We know that Lockjaw is the product of King Black Bolt’s experiments. For all of his extraordinary powers, Lockjaw is a real dog, and at the start of this comic, we see the royal pooch called away from his home on the moon. Lockjaw is following a course that will bring him to some answers. Even though the main character is a dog who only speaks in barks and woofs, we follow Lockjaw because he is a superhero, and like any hero that wants to find the answers we are compelled to take the journey with him.

But Lockjaw #1 is not just about man’s best friend. We meet Demolition Man, Dennis Dunphy, friend and former partner of Captain America, a fallen hero who is experiencing hard times. Living in Brooklyn, washed up, the glory days long gone, Dunphy will intersect with Lockjaw and be brought on the furry pooch’s journey for answers.

My Opinion 

I didn’t know what to expect with Lockjaw #1. I have enjoyed the Inhuman comics, but a whole story about the dog made me question if I could sustain my interest. I was wrong, Lockjaw is quiet a compelling character.

Comics have lately been using cultural moments in our real world as inspiration for stories that reflect how the heroes of the comic pages deal with these issues. Readers feel connected to the imaginary people, and relate to what is going on better, when they see something of their life on the page. Lockjaw #1 steers clear of the cultural and societal issues and allows readers to escape for a few minutes.

Writer Daniel Kibblesmith, yes that is his last name, used Medusa and Black Bolt sparingly in the story and let Lockjaw be the main character. Even a small cameo from Karnak didn’t stop the journey aspect that Lockjaw was on. It would be like watching Happy Hogan from Iron Man get his own storyline and only having Tony Stark appear in the story for two pages. You wouldn’t expect to stay interested, but I did. I liked Lockjaw #1 because it wasn’t an Inhuman comic. It can be fun to see something new, or a new take, as long as you are open-minded, and willing to give things a chance. I mean I even watched The Amazing Spider-Man when it hit the big screen.
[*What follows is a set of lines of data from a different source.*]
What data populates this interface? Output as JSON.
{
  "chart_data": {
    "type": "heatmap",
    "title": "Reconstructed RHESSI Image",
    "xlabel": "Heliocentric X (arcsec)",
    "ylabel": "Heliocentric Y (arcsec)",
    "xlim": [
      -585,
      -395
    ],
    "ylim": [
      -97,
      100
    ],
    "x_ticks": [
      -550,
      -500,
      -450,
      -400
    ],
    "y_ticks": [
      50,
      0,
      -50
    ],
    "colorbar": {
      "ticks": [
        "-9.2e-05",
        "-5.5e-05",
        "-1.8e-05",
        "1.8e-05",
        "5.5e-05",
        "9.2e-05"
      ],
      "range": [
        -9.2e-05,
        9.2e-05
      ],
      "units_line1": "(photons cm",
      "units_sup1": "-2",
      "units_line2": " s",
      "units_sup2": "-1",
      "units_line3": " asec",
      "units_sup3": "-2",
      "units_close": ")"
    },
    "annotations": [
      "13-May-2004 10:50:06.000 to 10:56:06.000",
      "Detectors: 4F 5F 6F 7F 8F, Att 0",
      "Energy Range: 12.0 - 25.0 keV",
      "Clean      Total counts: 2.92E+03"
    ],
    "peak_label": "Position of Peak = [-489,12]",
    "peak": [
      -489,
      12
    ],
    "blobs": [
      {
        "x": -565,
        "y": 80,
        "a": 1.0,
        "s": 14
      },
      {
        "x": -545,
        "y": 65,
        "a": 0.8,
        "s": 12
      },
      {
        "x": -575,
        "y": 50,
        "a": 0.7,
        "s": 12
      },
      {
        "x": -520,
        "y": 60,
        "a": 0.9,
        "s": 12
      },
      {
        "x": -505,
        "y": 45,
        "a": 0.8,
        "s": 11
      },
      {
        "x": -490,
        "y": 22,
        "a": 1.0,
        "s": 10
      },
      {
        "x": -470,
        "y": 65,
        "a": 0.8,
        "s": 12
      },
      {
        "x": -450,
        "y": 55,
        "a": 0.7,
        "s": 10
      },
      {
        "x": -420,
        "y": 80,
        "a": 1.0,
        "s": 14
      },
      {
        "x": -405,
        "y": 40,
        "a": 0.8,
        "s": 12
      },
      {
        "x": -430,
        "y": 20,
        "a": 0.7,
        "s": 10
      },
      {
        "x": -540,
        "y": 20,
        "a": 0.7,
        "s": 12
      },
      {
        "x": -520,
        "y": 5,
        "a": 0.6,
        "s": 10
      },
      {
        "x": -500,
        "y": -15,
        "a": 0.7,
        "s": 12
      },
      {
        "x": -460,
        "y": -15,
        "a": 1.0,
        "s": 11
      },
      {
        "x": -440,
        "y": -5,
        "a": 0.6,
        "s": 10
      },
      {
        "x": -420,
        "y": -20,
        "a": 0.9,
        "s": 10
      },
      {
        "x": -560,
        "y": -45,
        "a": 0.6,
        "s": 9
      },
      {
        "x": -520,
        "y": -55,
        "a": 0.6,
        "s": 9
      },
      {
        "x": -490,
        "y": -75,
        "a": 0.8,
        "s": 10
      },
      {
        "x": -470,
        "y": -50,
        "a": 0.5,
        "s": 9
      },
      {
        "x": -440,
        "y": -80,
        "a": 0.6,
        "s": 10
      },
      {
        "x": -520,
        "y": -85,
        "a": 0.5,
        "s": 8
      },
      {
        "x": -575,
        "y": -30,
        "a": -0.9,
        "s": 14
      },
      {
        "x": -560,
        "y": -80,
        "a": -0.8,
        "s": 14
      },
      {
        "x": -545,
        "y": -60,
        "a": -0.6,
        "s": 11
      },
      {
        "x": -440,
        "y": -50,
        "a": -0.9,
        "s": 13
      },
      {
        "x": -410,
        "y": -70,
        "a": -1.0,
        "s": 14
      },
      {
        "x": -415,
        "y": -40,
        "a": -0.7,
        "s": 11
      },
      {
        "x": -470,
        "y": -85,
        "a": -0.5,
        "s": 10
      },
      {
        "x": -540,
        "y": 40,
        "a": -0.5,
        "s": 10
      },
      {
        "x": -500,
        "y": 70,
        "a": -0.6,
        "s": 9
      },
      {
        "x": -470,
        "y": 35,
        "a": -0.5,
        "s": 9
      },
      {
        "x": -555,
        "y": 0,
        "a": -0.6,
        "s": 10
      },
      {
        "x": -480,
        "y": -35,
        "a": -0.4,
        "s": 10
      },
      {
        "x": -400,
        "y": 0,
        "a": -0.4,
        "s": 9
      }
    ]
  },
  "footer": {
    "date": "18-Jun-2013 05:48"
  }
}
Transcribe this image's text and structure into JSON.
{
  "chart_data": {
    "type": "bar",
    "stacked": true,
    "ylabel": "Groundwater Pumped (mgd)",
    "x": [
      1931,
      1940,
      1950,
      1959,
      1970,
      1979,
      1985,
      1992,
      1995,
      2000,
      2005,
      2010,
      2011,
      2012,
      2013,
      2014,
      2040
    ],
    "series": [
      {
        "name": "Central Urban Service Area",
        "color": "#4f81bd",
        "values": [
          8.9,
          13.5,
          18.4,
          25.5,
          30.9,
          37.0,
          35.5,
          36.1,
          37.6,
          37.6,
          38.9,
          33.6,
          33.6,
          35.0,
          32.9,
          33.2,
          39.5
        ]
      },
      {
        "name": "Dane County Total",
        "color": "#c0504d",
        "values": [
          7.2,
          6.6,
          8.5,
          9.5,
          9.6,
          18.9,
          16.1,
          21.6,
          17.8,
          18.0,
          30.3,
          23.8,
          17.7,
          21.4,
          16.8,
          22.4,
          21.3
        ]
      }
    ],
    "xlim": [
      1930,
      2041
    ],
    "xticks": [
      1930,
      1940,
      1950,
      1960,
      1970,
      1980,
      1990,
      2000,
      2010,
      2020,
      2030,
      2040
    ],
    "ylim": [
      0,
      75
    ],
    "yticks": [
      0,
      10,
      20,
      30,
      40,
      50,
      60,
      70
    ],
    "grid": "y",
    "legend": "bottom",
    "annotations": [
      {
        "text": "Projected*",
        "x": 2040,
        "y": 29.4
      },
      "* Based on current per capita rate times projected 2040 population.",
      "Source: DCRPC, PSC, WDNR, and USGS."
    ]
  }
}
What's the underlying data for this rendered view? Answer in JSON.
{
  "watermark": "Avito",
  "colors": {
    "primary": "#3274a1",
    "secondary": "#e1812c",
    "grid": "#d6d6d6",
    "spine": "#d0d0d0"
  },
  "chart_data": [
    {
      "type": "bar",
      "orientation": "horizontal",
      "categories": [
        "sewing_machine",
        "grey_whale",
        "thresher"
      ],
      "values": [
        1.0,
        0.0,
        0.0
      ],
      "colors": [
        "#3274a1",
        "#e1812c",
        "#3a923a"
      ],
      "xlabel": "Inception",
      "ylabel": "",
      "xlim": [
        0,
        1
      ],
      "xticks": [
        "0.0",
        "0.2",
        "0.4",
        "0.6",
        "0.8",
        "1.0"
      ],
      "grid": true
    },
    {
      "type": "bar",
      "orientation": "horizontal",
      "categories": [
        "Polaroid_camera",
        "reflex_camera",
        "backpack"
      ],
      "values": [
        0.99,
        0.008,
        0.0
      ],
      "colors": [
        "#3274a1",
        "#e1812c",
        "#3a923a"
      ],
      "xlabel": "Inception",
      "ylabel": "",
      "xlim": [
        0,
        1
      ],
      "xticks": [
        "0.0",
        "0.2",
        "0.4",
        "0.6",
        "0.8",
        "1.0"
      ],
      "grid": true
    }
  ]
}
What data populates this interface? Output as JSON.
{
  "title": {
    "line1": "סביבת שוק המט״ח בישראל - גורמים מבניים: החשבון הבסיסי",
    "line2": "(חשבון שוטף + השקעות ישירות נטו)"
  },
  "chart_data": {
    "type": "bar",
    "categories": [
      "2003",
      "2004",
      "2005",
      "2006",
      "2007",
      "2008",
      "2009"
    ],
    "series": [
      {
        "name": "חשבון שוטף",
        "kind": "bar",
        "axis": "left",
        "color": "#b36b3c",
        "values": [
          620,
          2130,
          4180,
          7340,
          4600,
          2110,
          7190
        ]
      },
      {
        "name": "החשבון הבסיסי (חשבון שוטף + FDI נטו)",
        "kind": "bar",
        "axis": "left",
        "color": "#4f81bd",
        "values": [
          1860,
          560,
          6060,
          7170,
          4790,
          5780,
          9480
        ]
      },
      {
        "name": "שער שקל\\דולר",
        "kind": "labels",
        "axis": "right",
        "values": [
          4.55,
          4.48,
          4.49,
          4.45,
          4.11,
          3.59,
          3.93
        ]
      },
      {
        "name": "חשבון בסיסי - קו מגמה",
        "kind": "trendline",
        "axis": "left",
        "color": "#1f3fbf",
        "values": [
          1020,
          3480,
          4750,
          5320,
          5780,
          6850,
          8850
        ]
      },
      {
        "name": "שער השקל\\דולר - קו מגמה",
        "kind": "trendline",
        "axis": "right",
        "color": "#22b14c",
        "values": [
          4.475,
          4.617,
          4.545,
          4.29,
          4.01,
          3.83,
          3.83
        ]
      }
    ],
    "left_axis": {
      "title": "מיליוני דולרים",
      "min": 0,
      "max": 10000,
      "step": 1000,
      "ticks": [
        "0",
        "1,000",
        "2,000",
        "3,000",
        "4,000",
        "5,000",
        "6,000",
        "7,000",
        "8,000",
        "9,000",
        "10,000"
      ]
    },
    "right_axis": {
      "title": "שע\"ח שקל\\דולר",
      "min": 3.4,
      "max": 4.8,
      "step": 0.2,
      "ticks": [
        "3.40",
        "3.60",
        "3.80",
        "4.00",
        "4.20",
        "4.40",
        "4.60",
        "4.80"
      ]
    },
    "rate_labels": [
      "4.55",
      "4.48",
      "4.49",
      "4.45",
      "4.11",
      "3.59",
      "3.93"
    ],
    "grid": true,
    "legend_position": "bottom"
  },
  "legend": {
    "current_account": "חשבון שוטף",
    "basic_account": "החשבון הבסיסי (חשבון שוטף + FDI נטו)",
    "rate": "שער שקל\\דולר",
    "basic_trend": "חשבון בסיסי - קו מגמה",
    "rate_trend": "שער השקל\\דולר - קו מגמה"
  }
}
My interest peaked when the story moved to Brooklyn and we meet Dennis Dunphy. The former Demolition Man is a sad pathetic shadow of himself. Dogs have worked wonders in helping people with PTSD, and other ailments to recover and move on with their life. Lockjaw needs Dunphy, but not as much as the former Demolition Man needs Lockjaw.

Mrs. Gillespie fills that role of the kindly neighbor who accepts poor Dunphy for who he is. I knew from the first page I saw Mrs. Gillespie and her dog Bixby that this was a relative of Lockjaw. The two dogs look very similar. They don’t get to spend much time together because Lockjaw and Dunphy must fight off an attack from an armed squadron of hamsters. As ridiculous as it seems, the armed hamsters in their flying hamster ball ships was fun to watch. It made me think of the movie Bolt, and how much the hamster character Rhino made me laugh.

If you like dogs, you will like Lockjaw #1. If you are looking for a quick easy escapist read, check it out.